GENEVA, July 23 (Reuters) With a final deadline almost upon them, six trading powers met on Sunday in what could be a last attempt to overcome differences blocking the way to a global free trade deal.

The so-called G6 -- Australia, Brazil, India, Japan, the European Union and the United States -- must reach agreement on how to boost trade in farm and industrial goods or risk seeing nearly five years of WTO negotiations collapse in failure.

World Trade Organisation (WTO) chief Pascal Lamy, who has been given the task of brokering a deal, will chair two days of talks behind the high walls and barbed-wire fences of the U.S. mission in Geneva.
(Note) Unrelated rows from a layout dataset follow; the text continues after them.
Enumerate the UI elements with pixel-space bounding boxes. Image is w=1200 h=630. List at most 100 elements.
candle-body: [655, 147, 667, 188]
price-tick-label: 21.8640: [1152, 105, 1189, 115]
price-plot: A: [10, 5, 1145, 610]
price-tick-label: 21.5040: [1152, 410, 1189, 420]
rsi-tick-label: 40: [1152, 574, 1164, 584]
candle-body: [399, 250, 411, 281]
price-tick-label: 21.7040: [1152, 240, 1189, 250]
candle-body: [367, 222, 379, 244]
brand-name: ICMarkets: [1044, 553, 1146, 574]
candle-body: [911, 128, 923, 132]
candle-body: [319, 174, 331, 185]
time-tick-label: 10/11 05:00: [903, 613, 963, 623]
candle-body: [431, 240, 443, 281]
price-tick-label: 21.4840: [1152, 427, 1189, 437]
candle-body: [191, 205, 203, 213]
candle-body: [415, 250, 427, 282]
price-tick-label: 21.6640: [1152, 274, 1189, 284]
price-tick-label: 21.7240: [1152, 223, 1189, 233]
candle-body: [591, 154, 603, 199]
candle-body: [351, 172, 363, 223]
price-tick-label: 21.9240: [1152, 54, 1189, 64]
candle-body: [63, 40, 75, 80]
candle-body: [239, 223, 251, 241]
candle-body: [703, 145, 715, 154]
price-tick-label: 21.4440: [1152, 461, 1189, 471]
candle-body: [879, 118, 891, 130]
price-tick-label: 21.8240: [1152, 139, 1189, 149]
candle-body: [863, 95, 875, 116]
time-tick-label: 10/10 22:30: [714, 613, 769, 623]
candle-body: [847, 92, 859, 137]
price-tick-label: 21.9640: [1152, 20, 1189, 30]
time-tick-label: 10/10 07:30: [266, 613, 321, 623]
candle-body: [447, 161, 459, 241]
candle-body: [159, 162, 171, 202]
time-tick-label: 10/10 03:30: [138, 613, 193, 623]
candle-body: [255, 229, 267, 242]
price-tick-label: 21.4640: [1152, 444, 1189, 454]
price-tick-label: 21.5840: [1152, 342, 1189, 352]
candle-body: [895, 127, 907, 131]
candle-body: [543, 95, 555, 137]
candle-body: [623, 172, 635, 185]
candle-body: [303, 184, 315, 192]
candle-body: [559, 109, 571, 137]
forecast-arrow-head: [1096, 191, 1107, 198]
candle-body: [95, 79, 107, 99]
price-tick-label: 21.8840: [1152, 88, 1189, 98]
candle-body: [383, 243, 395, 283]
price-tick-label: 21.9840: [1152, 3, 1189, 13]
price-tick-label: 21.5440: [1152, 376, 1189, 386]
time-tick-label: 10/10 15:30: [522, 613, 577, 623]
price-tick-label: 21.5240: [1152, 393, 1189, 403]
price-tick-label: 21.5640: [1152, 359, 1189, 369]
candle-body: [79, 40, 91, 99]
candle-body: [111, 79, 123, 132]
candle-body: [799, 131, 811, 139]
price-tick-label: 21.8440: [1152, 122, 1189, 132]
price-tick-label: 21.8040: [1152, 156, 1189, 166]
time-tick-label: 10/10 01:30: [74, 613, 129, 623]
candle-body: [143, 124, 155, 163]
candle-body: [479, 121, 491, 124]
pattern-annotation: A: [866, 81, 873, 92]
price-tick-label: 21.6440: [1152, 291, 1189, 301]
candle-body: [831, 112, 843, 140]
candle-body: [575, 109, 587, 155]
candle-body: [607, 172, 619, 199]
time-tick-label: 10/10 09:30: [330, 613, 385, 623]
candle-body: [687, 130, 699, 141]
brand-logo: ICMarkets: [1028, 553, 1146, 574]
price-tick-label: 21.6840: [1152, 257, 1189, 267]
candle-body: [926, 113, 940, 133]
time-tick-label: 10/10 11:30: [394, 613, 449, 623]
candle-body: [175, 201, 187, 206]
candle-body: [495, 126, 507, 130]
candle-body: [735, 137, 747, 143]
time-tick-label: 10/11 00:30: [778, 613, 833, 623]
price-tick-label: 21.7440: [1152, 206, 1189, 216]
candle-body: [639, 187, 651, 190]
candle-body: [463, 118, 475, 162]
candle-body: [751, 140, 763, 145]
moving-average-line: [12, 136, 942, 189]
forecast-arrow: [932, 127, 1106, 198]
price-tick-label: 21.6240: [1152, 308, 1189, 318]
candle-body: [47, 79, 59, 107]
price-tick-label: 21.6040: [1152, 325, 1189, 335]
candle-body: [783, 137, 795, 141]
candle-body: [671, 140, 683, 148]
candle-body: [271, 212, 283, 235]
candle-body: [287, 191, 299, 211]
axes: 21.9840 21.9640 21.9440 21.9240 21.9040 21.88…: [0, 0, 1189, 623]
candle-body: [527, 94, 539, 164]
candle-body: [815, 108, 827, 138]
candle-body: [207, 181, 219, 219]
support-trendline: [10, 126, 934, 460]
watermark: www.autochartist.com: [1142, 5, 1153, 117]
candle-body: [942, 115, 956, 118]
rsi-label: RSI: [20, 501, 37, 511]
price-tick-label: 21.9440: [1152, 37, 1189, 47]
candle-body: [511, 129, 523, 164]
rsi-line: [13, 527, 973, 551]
But as talks got under way, there was no immediate sign that either the United States or the EU, whose highly subsidised or protected farm policies are the heart of the deadlock, had come ready to make the concessions each is demanding of the other.

''People are being very cagey. They are exploring positions, circling round each other,'' said a G6 ambassador before the talks.

Diplomats say another failure by the six, who have already made several ''last ditch'' bids for a deal, would leave the 149-state WTO without enough time to complete all the complex details of a global free trade treaty by the end of the year.

The end-year deadline for concluding the Doha round, which was launched in the Qatari capital amidst much fanfare in late 2001, is dictated by the mid-2007 expiry of special U.S. presidential powers to negotiate on trade.

The round has been billed as a once-in-a-generation chance to boost global growth and lift millions out of poverty.

WTO head Lamy has set a further two days of talks for July 28 and 29, but diplomats said that without some progress this weekend there could be little point in a further session.

''It is difficult to imagine that we can continue coming here without anything happening,'' EU Agriculture Commissioner Mariann Fischer Boel told Reuters as she headed for the talks.

DEEPER CUTS After promising their negotiators would be more flexible, the Group of Eight leading industrial powers last week set a fresh mid-August target for a breakthrough in the key area of agriculture and manufactured goods.

The G6 has played a leading role because together they account for some three quarters of world trade and represent a wide range of commercial interests.

The United States must offer deeper cuts in its farm subsidies, the European Union must further drop barriers to farm goods' imports and the big developing countries must agree to open up their markets for industrial goods.

Washington says its current offer to reduce subsidy limits by 60 percent is significant but trade rivals argue the cuts leave real spending unaffected.

Although Brussels must also do more, neutral diplomats say at least the EU has shown it is ready to move closer to the level of tariff cuts demanded by the Brazil- and India-led G20 group of developing countries.

The big developing states are far from accepting the sort of cuts in manufacturing tariffs demanded by the rich nations and say the farm question must be addressed first.